人工呼吸と胸骨圧迫を同じタイミングで行なってしまうと、蘇生の上でよくないことが起きます。
イメージしてみてください。
胸を押せば肺から空気が押し出されます。そのとき、同時に人工呼吸をしてしまうと、口・鼻から肺に向かって入ってくる空気とぶつかります。
肺から押し出される空気と、人工呼吸で口から入る空気がぶつかったら、どこに逃げるか?
そう、食道。つまり人工呼吸と胸骨圧迫を行うと、食道に空気が流入し、胃に溜まっていくのです。
胃膨満となり、なにかのタイミングで胃の内容物と合わせて逆流、嘔吐してしまいます。すると以後のCPRの継続が困難となり、助かる可能性が低くなります。

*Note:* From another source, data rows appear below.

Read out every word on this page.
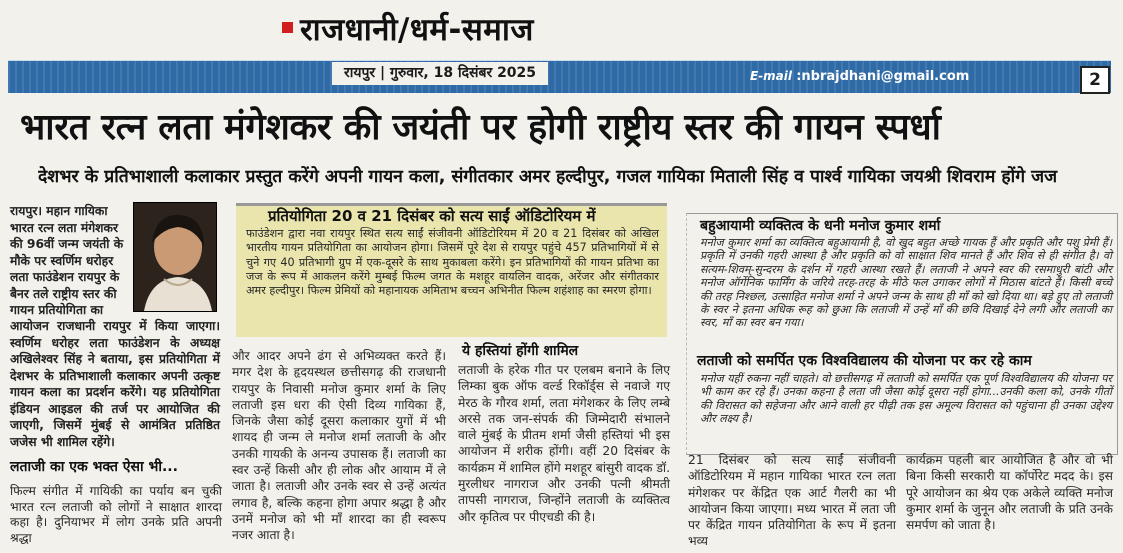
राजधानी/धर्म-समाज
रायपुर | गुरुवार, 18 दिसंबर 2025	E-mail :nbrajdhani@gmail.com	2
भारत रत्न लता मंगेशकर की जयंती पर होगी राष्ट्रीय स्तर की गायन स्पर्धा
देशभर के प्रतिभाशाली कलाकार प्रस्तुत करेंगे अपनी गायन कला, संगीतकार अमर हल्दीपुर, गजल गायिका मिताली सिंह व पार्श्व गायिका जयश्री शिवराम होंगे जज

रायपुर। महान गायिका

भारत रत्न लता मंगेशकर

की 96वीं जन्म जयंती के

मौके पर स्वर्णिम धरोहर

लता फाउंडेशन रायपुर के

बैनर तले राष्ट्रीय स्तर की

गायन प्रतियोगिता का

आयोजन राजधानी रायपुर में किया जाएगा। स्वर्णिम धरोहर लता फाउंडेशन के अध्यक्ष अखिलेश्वर सिंह ने बताया, इस प्रतियोगिता में देशभर के प्रतिभाशाली कलाकार अपनी उत्कृष्ट गायन कला का प्रदर्शन करेंगे। यह प्रतियोगिता इंडियन आइडल की तर्ज पर आयोजित की जाएगी, जिसमें मुंबई से आमंत्रित प्रतिष्ठित जजेस भी शामिल रहेंगे।

लताजी का एक भक्त ऐसा भी...

फिल्म संगीत में गायिकी का पर्याय बन चुकी भारत रत्न लताजी को लोगों ने साक्षात शारदा कहा है। दुनियाभर में लोग उनके प्रति अपनी श्रद्धा

प्रतियोगिता 20 व 21 दिसंबर को सत्य साईं ऑडिटोरियम में

फाउंडेशन द्वारा नवा रायपुर स्थित सत्य साईं संजीवनी ऑडिटोरियम में 20 व 21 दिसंबर को अखिल भारतीय गायन प्रतियोगिता का आयोजन होगा। जिसमें पूरे देश से रायपुर पहुंचे 457 प्रतिभागियों में से चुने गए 40 प्रतिभागी ग्रुप में एक-दूसरे के साथ मुकाबला करेंगे। इन प्रतिभागियों की गायन प्रतिभा का जज के रूप में आकलन करेंगे मुम्बई फिल्म जगत के मशहूर वायलिन वादक, अरेंजर और संगीतकार अमर हल्दीपुर। फिल्म प्रेमियों को महानायक अमिताभ बच्चन अभिनीत फिल्म शहंशाह का स्मरण होगा।

और आदर अपने ढंग से अभिव्यक्त करते हैं। मगर देश के हृदयस्थल छत्तीसगढ़ की राजधानी रायपुर के निवासी मनोज कुमार शर्मा के लिए लताजी इस धरा की ऐसी दिव्य गायिका हैं, जिनके जैसा कोई दूसरा कलाकार युगों में भी शायद ही जन्म ले मनोज शर्मा लताजी के और उनकी गायकी के अनन्य उपासक हैं। लताजी का स्वर उन्हें किसी और ही लोक और आयाम में ले जाता है। लताजी और उनके स्वर से उन्हें अत्यंत लगाव है, बल्कि कहना होगा अपार श्रद्धा है और उनमें मनोज को भी माँ शारदा का ही स्वरूप नजर आता है।

ये हस्तियां होंगी शामिल

लताजी के हरेक गीत पर एलबम बनाने के लिए लिम्का बुक ऑफ वर्ल्ड रिकॉर्ड्स से नवाजे गए मेरठ के गौरव शर्मा, लता मंगेशकर के लिए लम्बे अरसे तक जन-संपर्क की जिम्मेदारी संभालने वाले मुंबई के प्रीतम शर्मा जैसी हस्तियां भी इस आयोजन में शरीक होंगी। वहीं 20 दिसंबर के कार्यक्रम में शामिल होंगे मशहूर बांसुरी वादक डॉ. मुरलीधर नागराज और उनकी पत्नी श्रीमती तापसी नागराज, जिन्होंने लताजी के व्यक्तित्व और कृतित्व पर पीएचडी की है।

बहुआयामी व्यक्तित्व के धनी मनोज कुमार शर्मा

मनोज कुमार शर्मा का व्यक्तित्व बहुआयामी है, वो खुद बहुत अच्छे गायक हैं और प्रकृति और पशु प्रेमी हैं। प्रकृति में उनकी गहरी आस्था है और प्रकृति को वो साक्षात शिव मानते हैं और शिव से ही संगीत है। वो सत्यम-शिवम्-सुन्दरम के दर्शन में गहरी आस्था रखते हैं। लताजी ने अपने स्वर की रसमाधुरी बांटी और मनोज ऑर्गेनिक फार्मिंग के जरिये तरह-तरह के मीठे फल उगाकर लोगों में मिठास बांटते हैं। किसी बच्चे की तरह निश्छल, उत्साहित मनोज शर्मा ने अपने जन्म के साथ ही माँ को खो दिया था। बड़े हुए तो लताजी के स्वर ने इतना अधिक रूह को छुआ कि लताजी में उन्हें माँ की छवि दिखाई देने लगी और लताजी का स्वर, माँ का स्वर बन गया।

लताजी को समर्पित एक विश्वविद्यालय की योजना पर कर रहे काम

मनोज यहीं रुकना नहीं चाहते। वो छत्तीसगढ़ में लताजी को समर्पित एक पूर्ण विश्वविद्यालय की योजना पर भी काम कर रहे हैं। उनका कहना है लता जी जैसा कोई दूसरा नहीं होगा...उनकी कला को, उनके गीतों की विरासत को सहेजना और आने वाली हर पीढ़ी तक इस अमूल्य विरासत को पहुंचाना ही उनका उद्देश्य और लक्ष्य है।

21 दिसंबर को सत्य साईं संजीवनी ऑडिटोरियम में महान गायिका भारत रत्न लता मंगेशकर पर केंद्रित एक आर्ट गैलरी का भी आयोजन किया जाएगा। मध्य भारत में लता जी पर केंद्रित गायन प्रतियोगिता के रूप में इतना भव्य

कार्यक्रम पहली बार आयोजित है और वो भी बिना किसी सरकारी या कॉर्पोरेट मदद के। इस पूरे आयोजन का श्रेय एक अकेले व्यक्ति मनोज कुमार शर्मा के जुनून और लताजी के प्रति उनके समर्पण को जाता है।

これが、30:2 や 15:2(小児の二人法)といった「同期式」でCPRを行なう理由です。
しかし、高度な気道確保、つまり気管挿管がされれば、胃に空気が流入するリスクはなくなりますし、仮に嘔吐しても人工呼吸にはまったく影響されません。
つまり、胸骨圧迫の手を止める必要はなくなるのです。これが非同期式CPR。
胸骨圧迫の大事なポイントのひとつ、「絶え間ない胸骨圧迫」を文字通り実現できるのです。